Sally jumped in and Sam slammed the door shut behind her and jumped up into the back. He was only in and Sally started the truck moving when Maul slammed hard against it and hooked his thick branch arms over the side. The truck was moving now, back towards Mercy and Sam stamped and pounded at Maul to try to loosen his grip and knock him off but nothing he was doing seemed to have any kind of effect at all.
“Turn!” Maul growled deeply in a voice that was almost like the gruff one he’d owned in his former hermetic life. Sam continued to stamp and kick, taking no notice.
Maul roared in anger once more and one of his arms shot out and landed a heavy punch in Sam’s midsection that sent him reeling against the back of the cabin. The women in the front screamed and looked back to try see what was going on.
Sally jammed on the brakes and jumped out in one fluid movement and stood at the side of the truck looking furiously at Maul.
“Maul!” she shouted with tears in her eyes. “What are you doing?”
“Turn,” Maul said deeply again without looking her way. He looked at Sam and then at the boxes on the bed of the truck. Sam watched and wished he’d thought of setting Maul on fire instead of trying to kick him off the side. There was nothing he could do now; Maul would have him killed before he could light a single bottle.
Then to
the surprise of them all, Maul took up one of the bottles himself. He looked at it carefully like a wild animal inspecting a carcass in the woods appraising it to see if it was edible. Without warning, he took up another bottle and then with a grunted growl smashed them both over his own twiggy bark covered back. He then turned his back to them and jumped down out of the truck.

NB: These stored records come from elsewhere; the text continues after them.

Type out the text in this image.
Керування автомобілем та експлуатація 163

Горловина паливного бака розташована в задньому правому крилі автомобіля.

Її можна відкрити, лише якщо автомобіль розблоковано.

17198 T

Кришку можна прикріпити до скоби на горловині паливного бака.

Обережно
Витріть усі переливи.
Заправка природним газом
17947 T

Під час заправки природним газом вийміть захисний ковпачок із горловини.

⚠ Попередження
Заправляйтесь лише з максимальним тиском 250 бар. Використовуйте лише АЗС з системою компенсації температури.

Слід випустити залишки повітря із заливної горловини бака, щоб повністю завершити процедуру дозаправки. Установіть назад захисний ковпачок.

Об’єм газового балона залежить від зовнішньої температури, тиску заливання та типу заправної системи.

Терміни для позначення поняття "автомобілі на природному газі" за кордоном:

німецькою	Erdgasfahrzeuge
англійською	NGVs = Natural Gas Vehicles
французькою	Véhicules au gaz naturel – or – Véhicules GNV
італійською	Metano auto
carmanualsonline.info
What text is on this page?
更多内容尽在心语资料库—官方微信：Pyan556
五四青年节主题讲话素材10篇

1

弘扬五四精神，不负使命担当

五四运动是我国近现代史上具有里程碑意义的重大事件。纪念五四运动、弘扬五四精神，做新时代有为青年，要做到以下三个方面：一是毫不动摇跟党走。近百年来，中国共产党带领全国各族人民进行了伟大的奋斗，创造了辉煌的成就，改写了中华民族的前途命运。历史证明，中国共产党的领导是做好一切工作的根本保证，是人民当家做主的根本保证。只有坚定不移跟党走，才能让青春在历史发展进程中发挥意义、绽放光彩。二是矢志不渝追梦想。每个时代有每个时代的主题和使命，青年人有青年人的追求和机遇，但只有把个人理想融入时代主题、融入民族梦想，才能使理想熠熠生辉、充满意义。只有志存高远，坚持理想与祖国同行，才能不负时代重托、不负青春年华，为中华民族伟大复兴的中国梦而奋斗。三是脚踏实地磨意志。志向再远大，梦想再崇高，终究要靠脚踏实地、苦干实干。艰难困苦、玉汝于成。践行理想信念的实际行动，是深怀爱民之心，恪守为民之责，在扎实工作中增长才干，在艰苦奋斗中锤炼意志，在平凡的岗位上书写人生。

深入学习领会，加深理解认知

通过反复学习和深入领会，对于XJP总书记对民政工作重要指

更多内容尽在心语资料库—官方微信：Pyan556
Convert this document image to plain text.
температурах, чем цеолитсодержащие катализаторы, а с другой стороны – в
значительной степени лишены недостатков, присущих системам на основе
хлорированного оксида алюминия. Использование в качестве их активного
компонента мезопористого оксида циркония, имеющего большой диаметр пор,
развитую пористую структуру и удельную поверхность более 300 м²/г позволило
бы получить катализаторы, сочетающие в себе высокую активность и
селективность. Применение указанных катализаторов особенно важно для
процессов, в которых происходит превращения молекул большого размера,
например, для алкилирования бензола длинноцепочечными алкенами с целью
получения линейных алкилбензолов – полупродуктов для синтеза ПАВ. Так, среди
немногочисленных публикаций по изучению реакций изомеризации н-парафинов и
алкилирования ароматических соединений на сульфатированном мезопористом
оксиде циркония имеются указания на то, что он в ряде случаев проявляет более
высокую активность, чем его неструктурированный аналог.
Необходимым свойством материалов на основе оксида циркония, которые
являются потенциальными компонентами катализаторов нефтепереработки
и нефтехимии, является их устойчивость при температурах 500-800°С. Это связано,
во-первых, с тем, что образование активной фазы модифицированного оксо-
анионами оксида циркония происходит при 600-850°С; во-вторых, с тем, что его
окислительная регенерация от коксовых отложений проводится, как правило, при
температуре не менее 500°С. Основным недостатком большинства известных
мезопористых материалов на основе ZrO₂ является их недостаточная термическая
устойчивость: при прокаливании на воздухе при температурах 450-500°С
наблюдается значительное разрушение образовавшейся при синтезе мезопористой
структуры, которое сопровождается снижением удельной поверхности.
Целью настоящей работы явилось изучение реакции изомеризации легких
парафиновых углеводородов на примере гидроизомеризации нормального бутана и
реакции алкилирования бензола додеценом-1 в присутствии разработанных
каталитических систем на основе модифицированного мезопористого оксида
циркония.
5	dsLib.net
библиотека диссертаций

None of them knew what to do.
Maul began moving back down the road, heading for the blockage. The three of them watched in surprise but also with some great measure of distrust waiting for him to turn and attack again. What started as a shambling gait however very quickly turned in to a run and Maul was off very fast down the road.
“What the hell is he doing?” Sam asked.
“I have no idea,” Sally answered.
Maul was nearing the blockage now and they could see the fires Sam had joined up and continuing to spread upwards and outwards.
“He’s not going to stop,” Sally said just as Maul put his head down and rushed like a football player right into the centre of the wood where the flames burned brightest. Sparks and wood flew in all directions and the sound of the crashing wood filled the air.
“Get back in the truck!” Sam called. “He’s punching through for us!”
Sally didn’t need to be told twice, she jumped it and let the handbrake off before reengaging the engine and turning the truck around.
“Go, go, go,” Sam said pounding on the cab roof. “As fast as you can!”
The truck caromed down the hill gaining speed by the second. Sam had to bend down and hold on tight as it skidded and swerved all over as Sally tried to maintain control. Looking ahead, they saw Maul come back through the wall at another point and now he too was on fire. Howling like a wild animal, he looked at them one last time and then went running through the woods back towards Mercy, setting branches and twigs alight as he went.